En riant, Gabrielle avoue que c'est à son ex-copain qu'elle pense quand elle frappe avec une barre de fer sur la cafetière. J'ai tout mis ma colère là-dedans, et personne ne voyait ce que j'avais dans ma tête!

Il n'y a pas que les jeunes qui s'adonnent aux séances de démolition. Il y a même des personnes de l'âge d'or qui viennent. Toute leur vie, on leur a dit qu'il ne fallait pas briser de la vaisselle. Enfin, elles peuvent lancer une assiette dans le mur! Ce ne sont pas juste les Grecs qui peuvent lancer des assiettes par terre! Tout le monde peut le faire, dit M. Deladurantaye.

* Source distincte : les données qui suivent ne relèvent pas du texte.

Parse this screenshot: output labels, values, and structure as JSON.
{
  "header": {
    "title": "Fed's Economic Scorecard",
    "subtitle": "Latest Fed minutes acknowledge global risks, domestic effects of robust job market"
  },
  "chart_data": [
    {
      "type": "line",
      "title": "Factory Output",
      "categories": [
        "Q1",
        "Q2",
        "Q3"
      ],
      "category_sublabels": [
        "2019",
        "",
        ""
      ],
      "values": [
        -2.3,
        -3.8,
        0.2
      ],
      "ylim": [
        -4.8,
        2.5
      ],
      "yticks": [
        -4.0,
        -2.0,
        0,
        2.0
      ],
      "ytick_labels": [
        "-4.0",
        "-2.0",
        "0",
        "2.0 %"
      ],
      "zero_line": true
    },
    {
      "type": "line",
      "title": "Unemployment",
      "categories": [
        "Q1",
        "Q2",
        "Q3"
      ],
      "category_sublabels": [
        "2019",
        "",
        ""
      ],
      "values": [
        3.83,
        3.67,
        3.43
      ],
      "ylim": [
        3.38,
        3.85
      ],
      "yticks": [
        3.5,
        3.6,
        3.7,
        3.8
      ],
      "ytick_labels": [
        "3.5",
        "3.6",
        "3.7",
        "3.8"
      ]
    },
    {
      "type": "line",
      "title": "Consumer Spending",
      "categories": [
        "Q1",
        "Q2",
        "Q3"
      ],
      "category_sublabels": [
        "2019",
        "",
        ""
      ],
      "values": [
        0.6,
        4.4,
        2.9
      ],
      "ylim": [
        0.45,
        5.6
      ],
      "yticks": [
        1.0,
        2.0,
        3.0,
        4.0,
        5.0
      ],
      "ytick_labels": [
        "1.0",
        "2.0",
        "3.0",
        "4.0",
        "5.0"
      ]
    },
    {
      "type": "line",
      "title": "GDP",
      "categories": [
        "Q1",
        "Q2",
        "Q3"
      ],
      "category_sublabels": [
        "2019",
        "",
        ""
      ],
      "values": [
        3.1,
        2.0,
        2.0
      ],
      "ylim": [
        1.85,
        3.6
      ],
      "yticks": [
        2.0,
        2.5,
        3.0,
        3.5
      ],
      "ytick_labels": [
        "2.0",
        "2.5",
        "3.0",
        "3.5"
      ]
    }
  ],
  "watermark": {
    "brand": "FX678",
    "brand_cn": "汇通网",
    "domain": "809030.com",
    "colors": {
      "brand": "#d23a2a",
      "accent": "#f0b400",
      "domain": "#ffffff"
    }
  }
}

Des dizaines d'objets détruits au sol.

Les objets pouvant être détruits sont nombreux : cafetière, ordinateur, vaisselle... Une fois démolis, ils seront triés par matière et envoyés à l'écocentre.

Photo : Radio-Canada

On n'oublie pas l'environnement

Plusieurs pourraient voir dans cette activité une façon pas très écolo de se défouler. Le propriétaire se fait toutefois rassurant. Une fois les objets détruits, l'entreprise s'assure de bien les trier et les apporte à l'écocentre. On a le pouce vert. On veut que les produits soient bien récupérés.

Il est aussi possible d'apporter ses propres objets que l'on destinait à la poubelle. Une autre façon de réutiliser ses vieux appareils, qui est bonne pour l'environnement - et sa santé mentale!